AI summaryⓘ
The authors examine decision-making in systems where there is a state that, once reached, ends everything (absorbing catastrophic state). Although their model uses standard decision rules without fancy human-like biases, they find behavior that looks like prospect theory, such as a value curve that bends differently near dangers, sensitivity to losses greater than gains, and switching between risk-taking and caution. They provide a neat formula showing how factors like win chance, payoff balance, and future discounting shape this behavior. Their findings hold up under learning algorithms and different types of randomness, suggesting that simply having a catastrophic failure point can explain prospect-theory-like patterns without extra assumptions.

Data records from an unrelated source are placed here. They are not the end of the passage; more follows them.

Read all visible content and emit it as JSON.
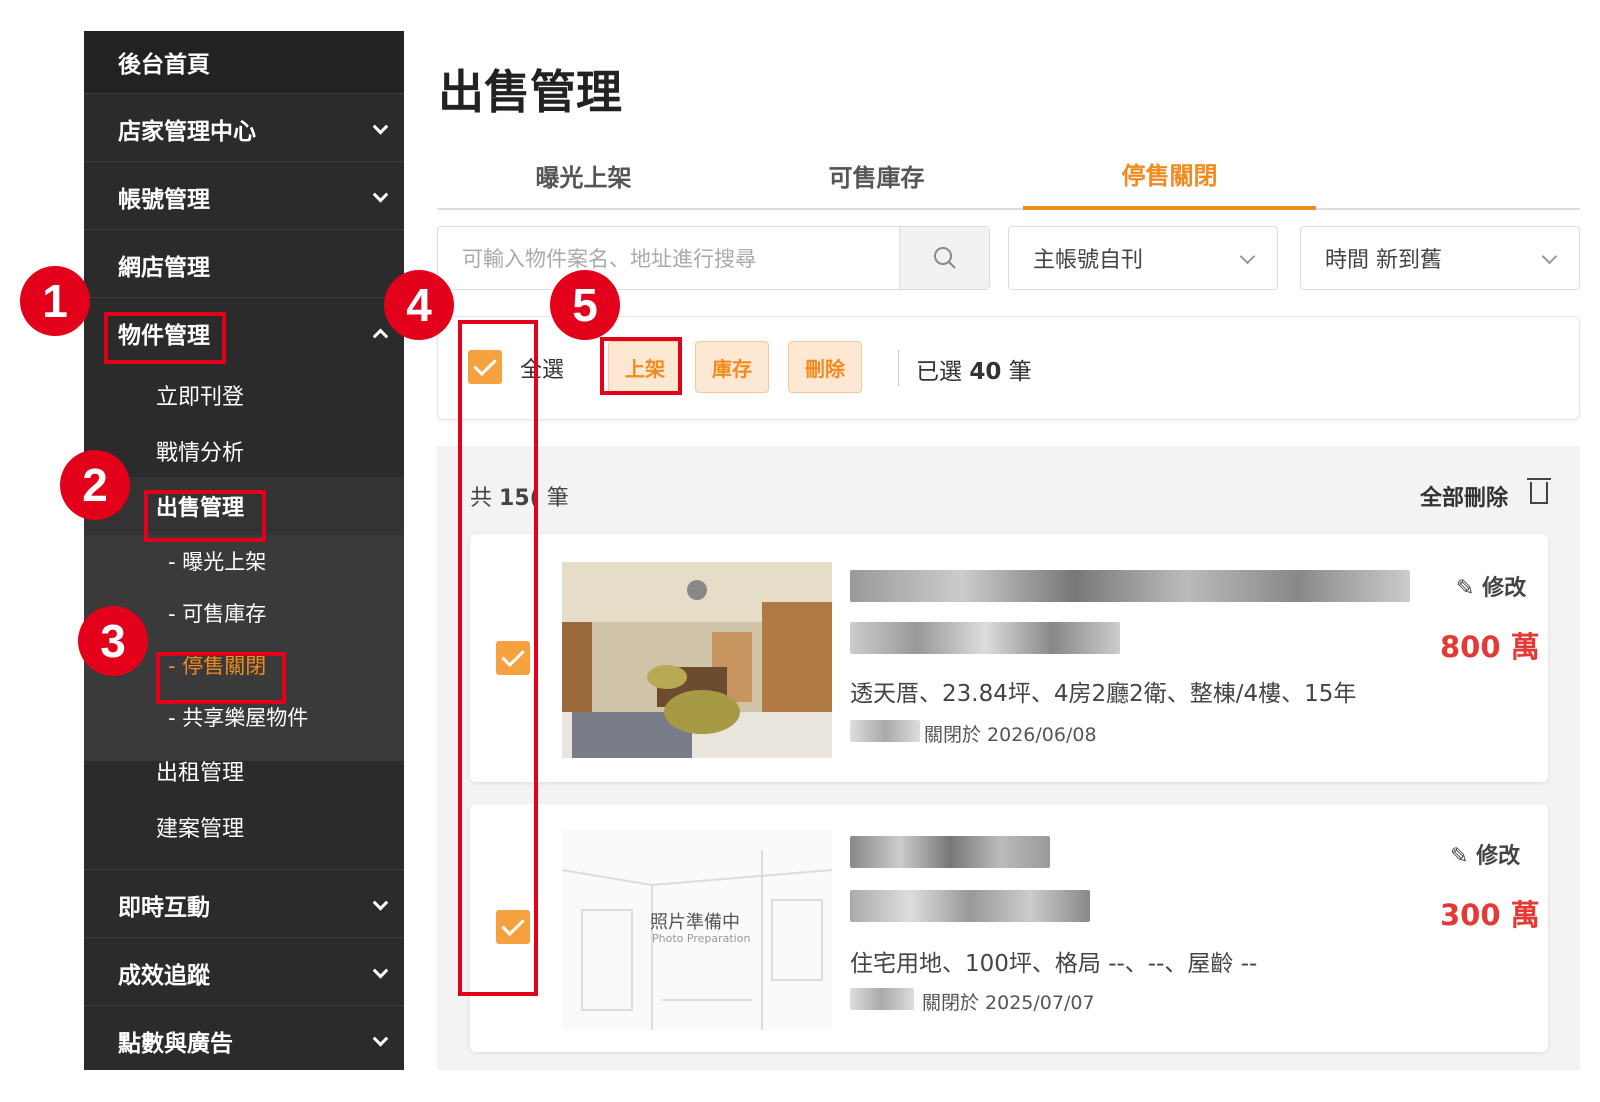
{
  "sidebar": {
    "home": "後台首頁",
    "items": [
      {
        "label": "店家管理中心"
      },
      {
        "label": "帳號管理"
      },
      {
        "label": "網店管理"
      },
      {
        "label": "物件管理"
      },
      {
        "label": "即時互動"
      },
      {
        "label": "成效追蹤"
      },
      {
        "label": "點數與廣告"
      }
    ],
    "sub": {
      "post_now": "立即刊登",
      "analysis": "戰情分析",
      "sale_mgmt": "出售管理",
      "exposed": "- 曝光上架",
      "inventory": "- 可售庫存",
      "stopped": "- 停售關閉",
      "shared": "- 共享樂屋物件",
      "rent_mgmt": "出租管理",
      "project_mgmt": "建案管理"
    }
  },
  "annotations": [
    "1",
    "2",
    "3",
    "4",
    "5"
  ],
  "page": {
    "title": "出售管理",
    "tabs": [
      "曝光上架",
      "可售庫存",
      "停售關閉"
    ],
    "active_tab": "停售關閉"
  },
  "filters": {
    "search_placeholder": "可輸入物件案名、地址進行搜尋",
    "account_select": "主帳號自刊",
    "sort_select": "時間 新到舊"
  },
  "actions": {
    "select_all": "全選",
    "publish": "上架",
    "inventory": "庫存",
    "delete": "刪除",
    "selected_prefix": "已選",
    "selected_count": "40",
    "selected_suffix": "筆"
  },
  "list": {
    "total_prefix": "共",
    "total_count": "15(",
    "total_suffix": "筆",
    "delete_all": "全部刪除",
    "items": [
      {
        "edit": "修改",
        "price": "800 萬",
        "meta": "透天厝、23.84坪、4房2廳2衛、整棟/4樓、15年",
        "closed_on": "關閉於 2026/06/08"
      },
      {
        "edit": "修改",
        "price": "300 萬",
        "meta": "住宅用地、100坪、格局 --、--、屋齡 --",
        "closed_on": "關閉於 2025/07/07",
        "photo_text": "照片準備中",
        "photo_subtext": "Photo Preparation"
      }
    ]
  },
  "colors": {
    "accent": "#f28a1f",
    "annotation_red": "#e3001b",
    "price_red": "#e53935",
    "sidebar_bg": "#2b2b2b"
  }
}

Markov decision processabsorbing stateBellman optimalityprospect theoryvalue functionloss aversionrisk-sensitive controlQ-learningstochastic transitionsdiscount factor
Abstract
We study risk-neutral control in Markov decision processes with an absorbing catastrophic state. Even though rewards are linear and the agent has no utility curvature, probability weighting, or framing dependence, standard Bellman optimality produces three prospect-theory-like signatures: an S-shaped value-function profile (convex near catastrophe, concave in the far field), an endogenous loss-sensitivity coefficient $λ^*(S) > 1$, and a reflection-effect policy reversal. Across 495 configurations, the optimal policy plays safe near catastrophe in positive-drift (growth) regimes despite the risky action's higher immediate expected value, and plays risky near catastrophe in negative-drift (decline) regimes despite the safe action's lower immediate expected loss. We derive a closed-form expression for the asymptotic loss-aversion plateau $\barλ$ that depends only on win probability $p$, payoff asymmetry $r = |Δ_\ell/Δ_w|$, and discount factor $β$, and matches numerical solutions to $R^2 = 0.999$. The mechanism does not require asymmetric payoffs. Across a sweep of $(p,β)$ at three asymmetry levels, the asymmetry share of $\barλ$ above unity has median 4.6% at $r = 1.25$ and rises to 13.9% at $r = 2$, with the boundary contribution exceeding the asymmetry contribution in every cell tested. The phenomena persist under tabular Q-learning (a model-free agent reproduces $V^*$ at correlation 0.98 in growth and 1.00 in decline) and under stochastic transitions with Gaussian, heavy-tailed Student-$t_3$, and asymmetric skew-normal noise up to 50% of the step size, where the asymptotic plateau tracks the closed-form prediction within 0.41% for safe-channel noise and within 9.6% for risky-channel or both-channel noise. These results identify absorbing failure states as a sufficient structural mechanism for prospect-theory-like behavior under optimal control.